ザラスの執事モラン
「…この馬車は凄いですね。揺れがかなり少ない。」
「はい!わたし馬車ってお尻が痛くなっちゃうって聞いていたので心配だったんですけど…これなら大丈夫です!。」
馬車の中にいるオウギとユーリ。通常の馬車では地面の揺れを軽減する機構が付いていない為凹凸が直に伝わるがノードルマン家が用意した場所は揺れが少なく負担もない。その為カノンとグーちゃんは眠っていた。
「…いやいや、オウギ様の魔法のお陰で御座いますよ。私それなりに長く生きておりますがこれ程巧みな魔法は見たことが御座いません。」
馬の手綱を握りながらもオウギ達の会話を聞いていたモランがそのままの姿勢で会話に入ってくる。実はオウギが馬車の前に風の魔法を使い地面の砂利などを飛ばしていたのだ。勿論馬車自体の性能も高くお互いに相まってこの快適さを実現していた。
「…バレてましたか。モランさんはもしや…」
「はい、昔のことですが冒険者等をしておりました。そして大怪我を負った際に今のノードルマン家当主ザラス様に拾っていただきました。」
モランが懐かしむように言う。
「…とは言ってもそこまで強い冒険者であった訳では御座いませんので。もしも魔物が現れた際には申し訳ないのですがお二人にお願いすることになるやもしれません。是非にお願い致します。」
「…(でもこの薄さの魔力を感知できている。適性にもよるだろうけど…Aランク以下ってことはないかな。)…ん?これは…」
モランの言葉に対し疑問を抱いていたオウギだがオウギの索敵に魔物が引っかかる。それをモランに伝えようとするが、
「む!前方に魔物がいますな。…これは…トリホーンですかな?。これならば問題はございません。近くに村もあるので狩っておきましょう。」
モランが馬を止め馬車から降りる。その際馬車の車体に備え付けられていたレイピアを手に取る。

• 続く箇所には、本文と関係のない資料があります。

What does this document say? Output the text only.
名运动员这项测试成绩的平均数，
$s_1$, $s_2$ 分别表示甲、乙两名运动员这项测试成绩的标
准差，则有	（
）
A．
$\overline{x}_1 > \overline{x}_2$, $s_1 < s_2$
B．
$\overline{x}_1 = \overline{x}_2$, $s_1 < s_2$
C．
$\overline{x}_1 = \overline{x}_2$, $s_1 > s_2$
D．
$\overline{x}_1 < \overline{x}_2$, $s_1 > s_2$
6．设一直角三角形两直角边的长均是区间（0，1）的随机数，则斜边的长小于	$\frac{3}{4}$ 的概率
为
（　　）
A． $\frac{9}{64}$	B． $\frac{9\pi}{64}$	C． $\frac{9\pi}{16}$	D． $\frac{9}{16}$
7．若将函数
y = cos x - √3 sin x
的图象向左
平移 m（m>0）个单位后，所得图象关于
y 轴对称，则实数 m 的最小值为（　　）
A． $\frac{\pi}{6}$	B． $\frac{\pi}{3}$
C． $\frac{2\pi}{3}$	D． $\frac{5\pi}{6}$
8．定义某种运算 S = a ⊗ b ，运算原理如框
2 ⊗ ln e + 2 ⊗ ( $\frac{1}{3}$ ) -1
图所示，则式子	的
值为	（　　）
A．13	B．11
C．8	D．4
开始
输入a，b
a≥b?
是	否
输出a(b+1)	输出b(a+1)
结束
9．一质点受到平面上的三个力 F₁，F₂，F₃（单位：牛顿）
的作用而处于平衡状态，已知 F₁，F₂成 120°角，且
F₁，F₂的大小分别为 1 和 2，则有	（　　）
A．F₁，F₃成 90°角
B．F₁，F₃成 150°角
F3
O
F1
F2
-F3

トリホーンはサイのような体に翼が生えておりBランクに相当するとされる。
「オウギ様、ユーリ様、しばらくお待ちください。道を…開けて頂きます。」
そう言い残しモランは駆けていく。その勢いは凄まじく直ぐに姿は見えなくなる。
(やはり…強い。魔力による探知か経験かは分からないけど…種類まで。それにあの武器、かなり使い込まれている。しかも魔法剣だ。)
モランが携えたレイピアは刀身に薄っすらと魔力を纏っていた。魔法剣は使用者によってその効果、規模を異する剣で使う者の力量に依存する。弱き者が使えばただの鉄の剣如何にもなり得る。
「オウギ様…お手伝いしなくても良いのでしょうか?。」
「うん?あぁ、大丈夫だよ。モランさんはAランクの冒険者より強いと思う。」
「え、えぇ‼︎。…す、凄いです!。」
『キュ?。………ポフッ…』
ユーリの叫び声に驚いたカノンが一瞬顔を上げるが何もないと判断し再び眠りにつく。
「お待たせ致しました。それでは参りましょう。もうじき日が暮れます。」
オウギとユーリが少し雑談している間にモランが馬車に戻って来る。服装には一切の乱れもなく呼吸も正常だ。何もなかったかのように馬車に乗り込み馬の手綱を握り馬車を動かす。
「今晩の夕食にはトリホーンの肉を使った料理がだせますよ。期待して下さい。」
モランがオウギとユーリに成果について話す。既に討伐したトリホーンは解体を済ませ荷台の部分に収納していた。
「…ジュル…はっ!。」
モランの言葉を聞きユーリがよだれをこぼす。トリホーンは体の部位によって油量、食感が変わる高級食材である。
「ははっ、そのような様子を見せられると腕がなりますな。」
オウギ達を乗せた馬車は街道をひた走る。